Time was that you got something for sprawl - that is, unbounded development on less-expensive land far from city centers that gradually chewed up rural land. Development spoiled that country feeling, and those of us who grew up in suburbs (in my case the western edge of Los Angeles) sometimes felt stranded in a no-man's land between city and country missing the benefits of both. Suburbs also reflected white flight, continuing and intensifying the racial segregation that is still with us. Nonethless, there was a big upside: more space, more green, more air, more peace, more of the uncrowded road. Above all, there was more affordability. Your money went farther, you could do more things on your middle-class or working-class wage. You could have hobbies, hang out, not worry about where the kids were, and take vacations. The historian Kevin Starr once pointed out that L. Frank Baum wrote the Oz books with 1900s Southern California in mind. Oz was the utopia of the little people, of the working-class he renamed munchkins. The suburb, free of ward bosses, mobsters, slumlords, bad sanitation, etc., was Oz on earth.

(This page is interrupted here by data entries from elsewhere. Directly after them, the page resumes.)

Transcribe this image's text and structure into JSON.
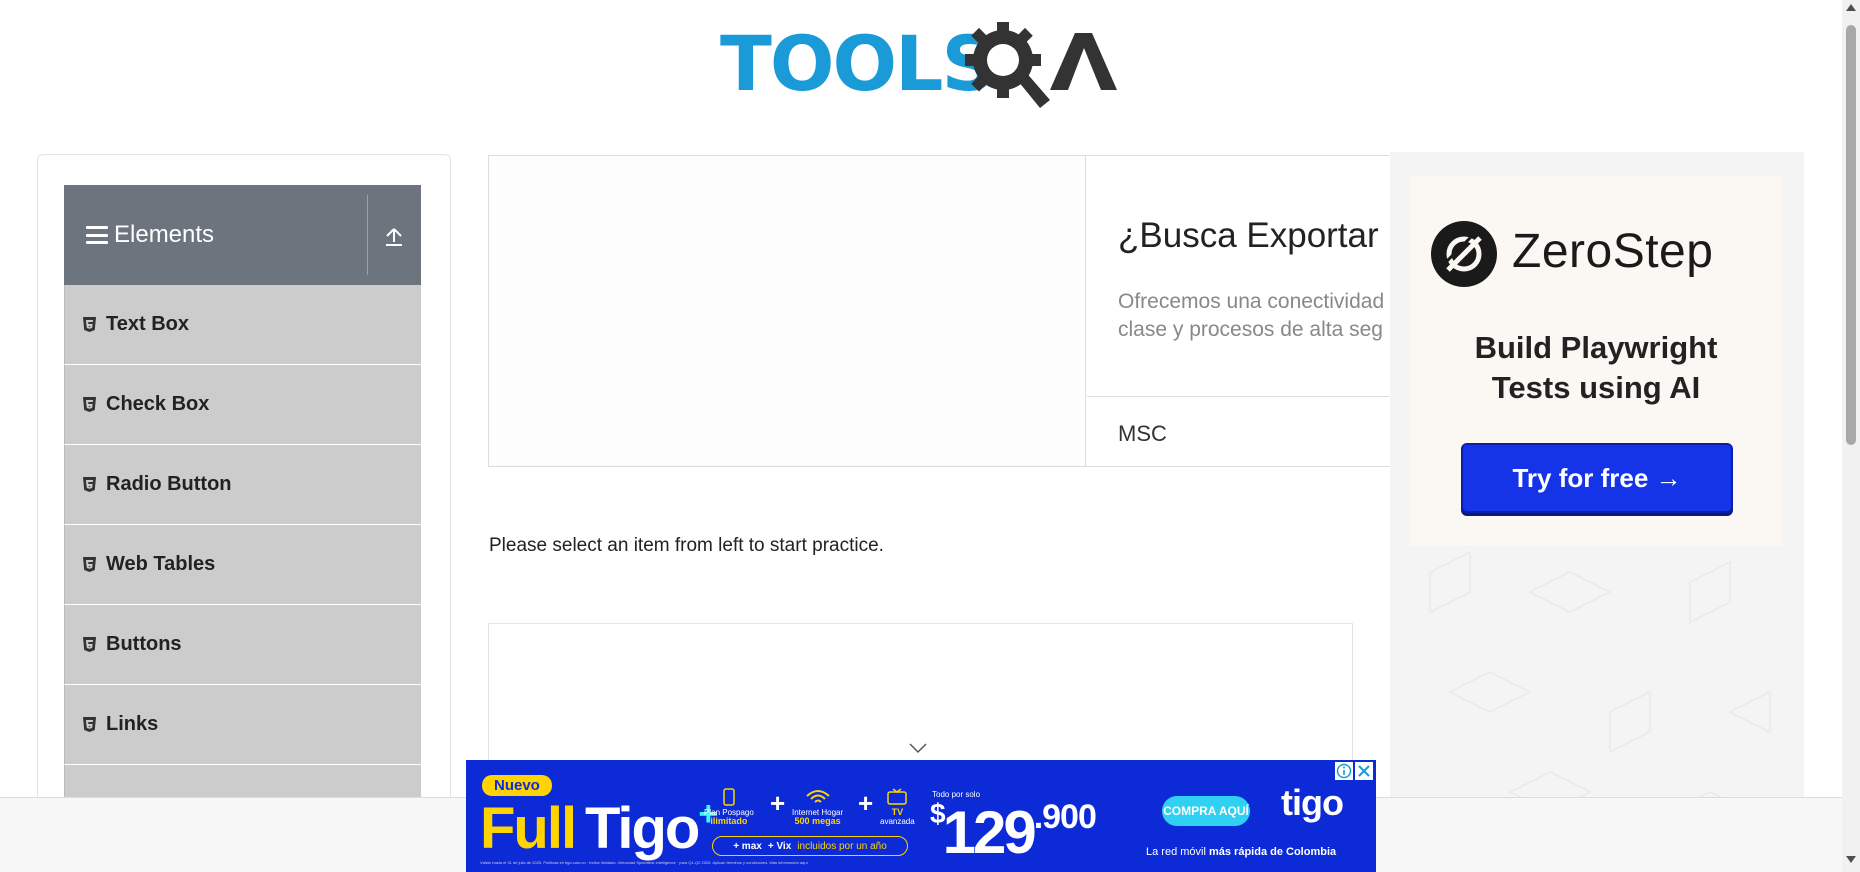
{
  "header": {
    "logo_text": "TOOLSQA"
  },
  "sidebar": {
    "group_title": "Elements",
    "items": [
      {
        "label": "Text Box"
      },
      {
        "label": "Check Box"
      },
      {
        "label": "Radio Button"
      },
      {
        "label": "Web Tables"
      },
      {
        "label": "Buttons"
      },
      {
        "label": "Links"
      },
      {
        "label": ""
      }
    ]
  },
  "top_ad": {
    "headline": "¿Busca Exportar",
    "body": "Ofrecemos una conectividad clase y procesos de alta seg",
    "brand": "MSC"
  },
  "main": {
    "instruction": "Please select an item from left to start practice."
  },
  "right_ad": {
    "brand": "ZeroStep",
    "tagline_line1": "Build Playwright",
    "tagline_line2": "Tests using AI",
    "cta": "Try for free →"
  },
  "banner": {
    "badge": "Nuevo",
    "full": "Full",
    "tigo": "Tigo",
    "plus_sup": "+",
    "feat1_a": "Plan Pospago",
    "feat1_b": "ilimitado",
    "feat2_a": "Internet Hogar",
    "feat2_b": "500 megas",
    "feat3_a": "TV",
    "feat3_b": "avanzada",
    "pill_a": "+ max",
    "pill_b": "+ Vix",
    "pill_c": "incluidos por un año",
    "desde": "Todo por solo",
    "price_currency": "$",
    "price_main": "129",
    "price_cents": ".900",
    "buy": "COMPRA AQUÍ",
    "logo": "tigo",
    "tagline_pre": "La red móvil ",
    "tagline_bold": "más rápida de Colombia",
    "fine": "Válido hasta el 31 de julio de 2025. Políticas en tigo.com.co · Indice ilimitado. Velocidad Speedtest Intelligence · para Q1-Q2 2025. Aplican términos y condiciones. Más información aquí"
  },
  "colors": {
    "accent": "#1a9bd7",
    "sidebar_header": "#6c757d",
    "sidebar_item": "#cccccc",
    "cta_blue": "#1534e8",
    "banner_blue": "#0c2bd6",
    "banner_yellow": "#ffd400"
  }
}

Well of course it was never like that. But it was pretty cheap. Thirty years ago, $20,000 bought you a three-bedroom tract-house on the edge of Santa Barbara,an area where the median home price is over a million dollars today. The line was that environmental protection - a passion in Santa Barbara - drove up housing prices. But in places like San Bernadino and Riverside counties, in the hot flat orchard and desert land below the not-very-Misty Mountains like the San Gabriels and San Bernadinos, you could still get a house for pretty cheap, spread out a little, and plan your next move. For a while at least, sprawl was freedom for the medium budget. These folks elected mayors and county supervisors who thought that sprawl was good.
An article by Jean Guccione in the Los Angeles Times on Friday December 15th nicely sums up the decline of sprawl.

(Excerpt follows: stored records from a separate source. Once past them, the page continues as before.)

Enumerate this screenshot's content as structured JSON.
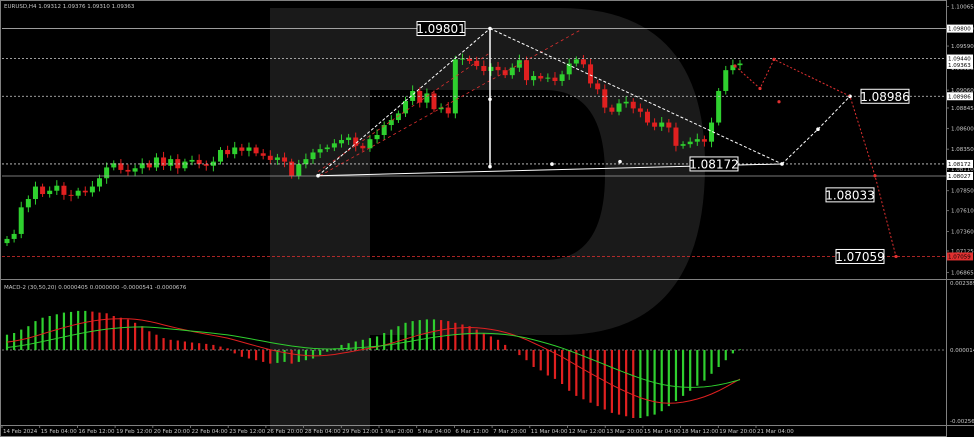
{
  "header": {
    "symbol_line": "EURUSD,H4  1.09312 1.09376 1.09310 1.09363",
    "macd_line": "MACD-2 (30,50,20) 0.0000405 0.0000000 -0.0000541 -0.0000676"
  },
  "colors": {
    "background": "#000000",
    "bull": "#2fd02f",
    "bear": "#e02020",
    "text": "#c8c8c8",
    "forecast_white": "#ffffff",
    "forecast_red": "#e03030",
    "macd_signal_red": "#e02020",
    "macd_signal_green": "#2fd02f"
  },
  "chart_data": {
    "type": "candlestick",
    "symbol": "EURUSD",
    "timeframe": "H4",
    "x_ticks": [
      "14 Feb 2024",
      "15 Feb 04:00",
      "16 Feb 12:00",
      "19 Feb 12:00",
      "20 Feb 20:00",
      "22 Feb 04:00",
      "23 Feb 12:00",
      "26 Feb 20:00",
      "28 Feb 04:00",
      "29 Feb 12:00",
      "1 Mar 20:00",
      "5 Mar 04:00",
      "6 Mar 12:00",
      "7 Mar 20:00",
      "11 Mar 04:00",
      "12 Mar 12:00",
      "13 Mar 20:00",
      "15 Mar 04:00",
      "18 Mar 12:00",
      "19 Mar 20:00",
      "21 Mar 04:00"
    ],
    "y_ticks": [
      "1.10065",
      "1.09800",
      "1.09590",
      "1.09325",
      "1.09060",
      "1.08845",
      "1.08600",
      "1.08350",
      "1.08110",
      "1.07850",
      "1.07610",
      "1.07360",
      "1.07125",
      "1.06865"
    ],
    "price_labels": [
      "1.09800",
      "1.09440",
      "1.09363",
      "1.08986",
      "1.08172",
      "1.08027",
      "1.07059"
    ],
    "annotations": [
      "1.09801",
      "1.08986",
      "1.08172",
      "1.08033",
      "1.07059"
    ],
    "closes": [
      1.0727,
      1.0733,
      1.0765,
      1.0775,
      1.079,
      1.0781,
      1.0785,
      1.0791,
      1.078,
      1.0779,
      1.0785,
      1.0783,
      1.079,
      1.08,
      1.0813,
      1.0818,
      1.081,
      1.0808,
      1.0812,
      1.0818,
      1.0813,
      1.0825,
      1.0815,
      1.0823,
      1.0812,
      1.082,
      1.0822,
      1.0817,
      1.0815,
      1.082,
      1.0834,
      1.0829,
      1.0837,
      1.0833,
      1.0837,
      1.083,
      1.0827,
      1.0822,
      1.0825,
      1.082,
      1.0803,
      1.0817,
      1.0823,
      1.0831,
      1.0835,
      1.0837,
      1.0842,
      1.0846,
      1.0849,
      1.0839,
      1.0836,
      1.0847,
      1.0852,
      1.0864,
      1.087,
      1.0878,
      1.0893,
      1.0905,
      1.0891,
      1.0902,
      1.0883,
      1.0885,
      1.0878,
      1.0943,
      1.0944,
      1.0941,
      1.0935,
      1.0929,
      1.0934,
      1.093,
      1.0924,
      1.0933,
      1.0942,
      1.0918,
      1.0923,
      1.092,
      1.0921,
      1.0917,
      1.0925,
      1.0938,
      1.0943,
      1.0937,
      1.0914,
      1.0907,
      1.0885,
      1.088,
      1.089,
      1.0892,
      1.0884,
      1.088,
      1.0867,
      1.0862,
      1.0867,
      1.0861,
      1.0839,
      1.0841,
      1.0844,
      1.0847,
      1.0844,
      1.0867,
      1.0905,
      1.093,
      1.0936,
      1.0938
    ],
    "macd_hist": [
      0.45,
      0.5,
      0.6,
      0.7,
      0.85,
      0.95,
      1.0,
      1.05,
      1.1,
      1.12,
      1.15,
      1.15,
      1.13,
      1.1,
      1.08,
      1.0,
      0.95,
      0.9,
      0.8,
      0.7,
      0.55,
      0.45,
      0.35,
      0.3,
      0.28,
      0.25,
      0.22,
      0.2,
      0.18,
      0.15,
      0.1,
      0.05,
      -0.1,
      -0.2,
      -0.25,
      -0.3,
      -0.35,
      -0.4,
      -0.38,
      -0.35,
      -0.4,
      -0.35,
      -0.3,
      -0.25,
      -0.15,
      -0.05,
      0.05,
      0.15,
      0.2,
      0.25,
      0.3,
      0.35,
      0.4,
      0.5,
      0.6,
      0.7,
      0.8,
      0.85,
      0.88,
      0.9,
      0.9,
      0.88,
      0.85,
      0.8,
      0.75,
      0.7,
      0.6,
      0.5,
      0.4,
      0.3,
      0.15,
      0.0,
      -0.15,
      -0.3,
      -0.5,
      -0.6,
      -0.75,
      -0.85,
      -1.0,
      -1.2,
      -1.35,
      -1.45,
      -1.55,
      -1.65,
      -1.75,
      -1.85,
      -1.9,
      -1.95,
      -2.0,
      -2.0,
      -1.95,
      -1.9,
      -1.8,
      -1.65,
      -1.5,
      -1.35,
      -1.2,
      -1.05,
      -0.9,
      -0.7,
      -0.5,
      -0.3,
      -0.1,
      0.02
    ],
    "ylim": [
      1.068,
      1.1012
    ]
  }
}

Once a haven for first-time homeowners priced out of the Los Angeles County and Orange County markets, the Inland Empire is itself fast becoming less affordable, according to a study by the Southern California Assn. of Governments released Thursday.
The percentage of households able to afford a median-priced home in Riverside and San Bernardino counties dropped from 48% in 2001 to 18% last year, as the median price for an Inland Empire home increased from $157,000 to $374,000 during the same period, the study found.
Great. In exactly four years, sprawl became unaffordable in its last great stronghold in California. Where is everyone supposed to move now? What's the middle class Plan B?